Kemudian, lanjutnya, melakukan survei atas pengimplementasian PMPJ dengan membagikan kuesioner yang akan diisi oleh para notaris.
"Kami juga akan melakukan analisa terhadap hasil pengisian kuesioner untuk memperoleh data notaris yang tergolong berisiko rendah, sedang, dan tinggi dimanfaatkan oleh pelaku kejahatan pencucian uang," katanya.
Kepala Sub Bidang Pelayanan AHU Widya Pratiwi Asmara yang juga mengikuti kegiatan, menambahkan Kanwil Kemenkumham Jateng akan melakukan pengawasan secara langsung (on-site) terhadap notaris yang tergolong berisiko tinggi dimanfaatkan oleh pelaku tindak pidana yang menyamarkan harta kekayaan yang bersumber hasil kejahatan.
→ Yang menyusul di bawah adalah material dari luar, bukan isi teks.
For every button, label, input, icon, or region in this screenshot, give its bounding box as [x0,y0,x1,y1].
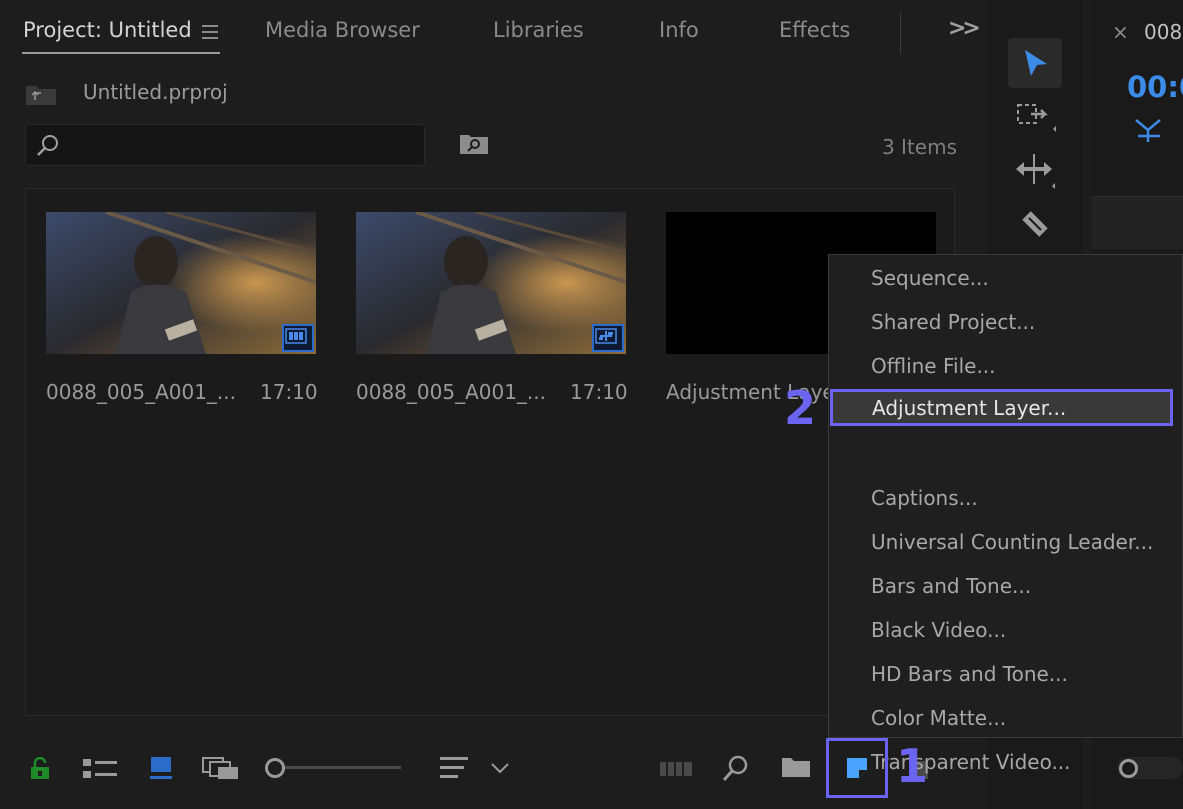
find-icon[interactable] [722,755,750,787]
freeform-view-icon[interactable] [202,757,240,785]
timeline-zoom-handle[interactable] [1119,759,1138,778]
list-view-icon[interactable] [83,758,119,784]
clip-name: Adjustment Layer [666,380,843,404]
active-tab-indicator [22,52,220,54]
timecode-display[interactable]: 00:0 [1127,70,1183,104]
sort-icon[interactable] [440,756,470,786]
menu-item-black-video[interactable]: Black Video... [871,618,1006,642]
menu-item-color-matte[interactable]: Color Matte... [871,706,1006,730]
new-bin-icon[interactable] [781,756,811,782]
search-icon [36,134,60,162]
tab-project[interactable]: Project: Untitled [23,18,192,42]
overflow-chevron-icon[interactable]: >> [948,16,981,41]
tab-libraries[interactable]: Libraries [493,18,584,42]
selection-tool-button[interactable] [1008,38,1062,88]
menu-item-adjustment-layer[interactable]: Adjustment Layer... [830,389,1173,426]
clip-duration: 17:10 [260,380,318,404]
menu-item-captions[interactable]: Captions... [871,486,978,510]
icon-view-icon[interactable] [150,756,174,784]
new-item-highlight [826,738,888,798]
automate-to-sequence-icon[interactable] [660,760,694,782]
step-1-marker: 1 [896,739,929,793]
timeline-zoom-slider[interactable] [1117,757,1183,779]
menu-item-offline-file[interactable]: Offline File... [871,354,996,378]
items-count: 3 Items [881,135,957,159]
close-icon[interactable]: × [1112,20,1129,44]
menu-item-label: Adjustment Layer... [872,396,1067,420]
clip-name: 0088_005_A001_... [356,380,546,404]
project-file-name: Untitled.prproj [83,80,228,104]
tab-media-browser[interactable]: Media Browser [265,18,420,42]
menu-item-hd-bars-and-tone[interactable]: HD Bars and Tone... [871,662,1068,686]
menu-item-bars-and-tone[interactable]: Bars and Tone... [871,574,1031,598]
timeline-ruler [1092,196,1183,249]
step-2-marker: 2 [784,381,817,435]
new-item-menu: Sequence... Shared Project... Offline Fi… [828,254,1183,774]
clip-duration: 17:10 [570,380,628,404]
clip-thumbnail [46,212,316,354]
chevron-down-icon[interactable] [490,760,510,779]
tab-info[interactable]: Info [659,18,699,42]
razor-icon[interactable] [1019,208,1051,244]
clip-item[interactable]: 0088_005_A001_... 17:10 [26,189,326,419]
zoom-slider[interactable] [263,757,403,778]
tab-effects[interactable]: Effects [779,18,850,42]
zoom-slider-handle[interactable] [265,758,285,778]
project-bin-grid: 0088_005_A001_... 17:10 0088_005_A001_..… [25,188,955,716]
hamburger-icon[interactable] [202,24,218,44]
menu-item-sequence[interactable]: Sequence... [871,266,989,290]
clip-item[interactable]: 0088_005_A001_... 17:10 [336,189,636,419]
snap-icon[interactable] [1134,114,1164,148]
filmstrip-icon [282,324,314,352]
folder-up-icon[interactable] [25,82,57,110]
sequence-tab-title[interactable]: 008 [1144,20,1182,44]
sequence-icon [592,324,624,352]
search-input[interactable] [25,124,425,166]
tab-divider [900,12,901,54]
track-select-icon[interactable] [1017,103,1057,143]
selection-arrow-icon [1023,48,1049,82]
ripple-edit-icon[interactable] [1014,154,1058,198]
clip-name: 0088_005_A001_... [46,380,236,404]
menu-item-shared-project[interactable]: Shared Project... [871,310,1035,334]
lock-icon[interactable] [30,756,50,785]
menu-item-universal-counting-leader[interactable]: Universal Counting Leader... [871,530,1153,554]
clip-thumbnail [356,212,626,354]
find-bin-icon[interactable] [459,132,489,160]
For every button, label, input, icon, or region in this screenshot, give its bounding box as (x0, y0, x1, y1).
"Pengawasan sangat penting untuk dilakukan, demi memastikan seluruh notaris mematuhi kewajibannya menerapkan PMPJ dan melaporkan transaksi keuangan mencurigakan demi memitigasi risiko," kata Tiwi biasa dia disapa.
Menurut Tiwi optimalisasi peran notaris sebagai pihak pelapor memberikan sumbangsih besar bagi terwujudnya stabilitas dan integritas sistem keuangan dan sistem perekonomian.
"Indonesia akan lebih dipercaya sebagai negara yang aman dan bebas dari pencucian uang. Pada akhirnya, penanaman modal akan terus tumbuh demi pembangunan dan perluasan lapangan kerja," katanya.
Narasumber dalam kegiatan itu juga mengungkapkan, berdasarkan temuan Laporan Transaksi Keuangan Mencurigakan (LTKM) yang disampaikan oleh PJK yang melaporkan notaris mayoritas dengan modus, notaris menerima penempatan dana dari pihak terkait kasus atau pihak yang transaksinya mencurigakan, notaris sebagai nominee dan notaris memfasilitasi jual beli tanah.
Selain itu Financial Action Task Forces (FATF) meminta setiap negara mengambil tindakan serta memutuskan otoritas yang akan mengkoordinasikan kegiatan penilaian risiko dan pendayagunaan sumber daya yang bertujuan untuk memastikan bahwa risiko yang ada telah dimitigasi dengan efektif.
Pada tahun 2021, Indonesia telah menyusun Dokumen Penilaian Risiko Nasional/NRA. Berdasarkan hasil NRA terhadap TPPU di Indonesia tahun 2021 kategori jenis tindak pidana asal yang memiliki risiko tinggi adalah tindak pidana korupsi dan narkotika.
Lebih lanjut, Kementerian Hukum dan HAM sebagai LembagaPengawas dan Pengatur (LPP) bagi Notaris juga telah menyusun Penilaian Risiko Sektoral (SRA) Notaris Tahun 2022.
National Risk Assessment (NRA) merupakan penilaian risiko TPPU dan TPPT secara nasional yang disusun oleh Kementerian/Lembaga terkait yang dikoordinir oleh PPATK. Dan Sectoral Risk Assessment (SRA) merupakan penilaian risiko TPPU dan TPPT secara sektoral yang disusun oleh Kementerian/Lembaga terkait terhadap industri di bawah kewenangannya.